Using a suspended nanowire, researchers from the University of Massachusetts, Amherst, and the University of Missouri have, for the first time, created a tiny sensor that can simultaneously measure electrical and mechanical cellular responses in cardiac tissue. With its size much smaller than a single cell, the nanowire can tightly patch onto a cell’s membrane and "listen to" cellular activities. Also, it can convert "heard" bioelectrical and biomechanical activities into electrical sensing signals for detection.

(Funded by the National Science Foundation)

Researchers at the University of Illinois at Urbana-Champaign and Korea University in Seoul have devised a transparent infrared reflective coating. Designed with a nano-mesh structure, the coating transmits sunlight and reflects body thermal radiation.
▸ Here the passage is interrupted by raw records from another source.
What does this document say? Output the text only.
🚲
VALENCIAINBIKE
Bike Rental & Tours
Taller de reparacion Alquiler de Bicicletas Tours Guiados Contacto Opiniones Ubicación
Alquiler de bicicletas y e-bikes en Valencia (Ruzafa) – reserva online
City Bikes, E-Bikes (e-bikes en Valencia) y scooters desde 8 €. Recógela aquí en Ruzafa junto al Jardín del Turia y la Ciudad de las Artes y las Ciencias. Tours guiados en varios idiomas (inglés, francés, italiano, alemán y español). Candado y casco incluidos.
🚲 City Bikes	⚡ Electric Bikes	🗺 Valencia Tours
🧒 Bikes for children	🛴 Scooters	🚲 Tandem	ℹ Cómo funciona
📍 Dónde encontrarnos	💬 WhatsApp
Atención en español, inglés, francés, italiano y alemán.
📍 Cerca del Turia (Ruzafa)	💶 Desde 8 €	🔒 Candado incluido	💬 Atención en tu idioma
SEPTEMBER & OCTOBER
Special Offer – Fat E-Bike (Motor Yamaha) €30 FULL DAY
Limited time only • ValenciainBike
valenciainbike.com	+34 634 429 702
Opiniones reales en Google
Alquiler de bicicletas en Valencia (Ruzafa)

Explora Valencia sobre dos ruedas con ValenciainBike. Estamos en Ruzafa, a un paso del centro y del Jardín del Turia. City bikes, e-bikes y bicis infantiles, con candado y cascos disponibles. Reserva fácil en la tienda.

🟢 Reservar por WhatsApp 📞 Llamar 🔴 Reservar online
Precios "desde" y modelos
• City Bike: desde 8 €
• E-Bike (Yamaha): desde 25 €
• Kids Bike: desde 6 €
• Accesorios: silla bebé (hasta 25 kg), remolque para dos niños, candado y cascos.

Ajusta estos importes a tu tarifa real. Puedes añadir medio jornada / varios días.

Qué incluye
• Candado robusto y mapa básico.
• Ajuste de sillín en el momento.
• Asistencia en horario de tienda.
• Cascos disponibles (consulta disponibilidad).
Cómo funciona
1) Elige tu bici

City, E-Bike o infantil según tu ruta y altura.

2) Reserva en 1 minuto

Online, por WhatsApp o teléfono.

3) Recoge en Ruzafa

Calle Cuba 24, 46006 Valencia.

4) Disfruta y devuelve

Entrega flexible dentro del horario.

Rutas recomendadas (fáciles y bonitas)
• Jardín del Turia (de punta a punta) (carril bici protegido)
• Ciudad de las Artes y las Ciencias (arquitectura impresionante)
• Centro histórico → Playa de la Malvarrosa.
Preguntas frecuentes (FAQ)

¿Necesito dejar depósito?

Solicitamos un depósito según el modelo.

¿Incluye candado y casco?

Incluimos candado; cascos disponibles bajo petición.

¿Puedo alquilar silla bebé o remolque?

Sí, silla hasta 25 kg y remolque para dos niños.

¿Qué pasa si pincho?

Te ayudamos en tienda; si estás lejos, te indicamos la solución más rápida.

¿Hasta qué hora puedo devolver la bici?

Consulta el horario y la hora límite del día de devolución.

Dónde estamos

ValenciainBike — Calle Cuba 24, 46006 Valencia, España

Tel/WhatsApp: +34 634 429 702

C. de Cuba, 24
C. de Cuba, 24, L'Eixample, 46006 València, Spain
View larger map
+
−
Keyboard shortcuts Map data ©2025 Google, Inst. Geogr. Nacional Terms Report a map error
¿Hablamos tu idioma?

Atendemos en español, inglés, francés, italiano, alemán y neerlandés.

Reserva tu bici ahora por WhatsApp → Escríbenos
This new coating could be used in clothes that keep people warm in winter and in counter-surveillance military applications – specifically, to provide camouflage under the scrutiny of thermal imaging cameras. 

(Funded by the National Institutes of Health)

Scientists from Johns Hopkins University and the University of Washington have created a platform that shows promise in speeding up the design of lipid nanoparticles, which can be used to carry messenger RNA to cells and generate immunity. But the potency of mRNA begins to decline within 24 hours of its delivery. So, the scientists designed lipid nanoparticles that carry a promising alternative, called plasmid DNA, which can last for up to seven days. The researchers are now leveraging these nanoparticles to develop a vaccine against malaria. 

(Funded in part by the U.S. Department of Defense)

Researchers at Washington University in St. Louis have shown that when materials with nanopores are submerged in a highly saline liquid, the pH inside the nanopores can be as much as 100 times more acidic than in the bulk solution. The researchers developed plasmonic nanoparticle sensors that reported how pH changed as they moved through the pores and their immediate environment. Each sensor consists of a gold nanoparticle paired with a molecule that is sensitive to pH.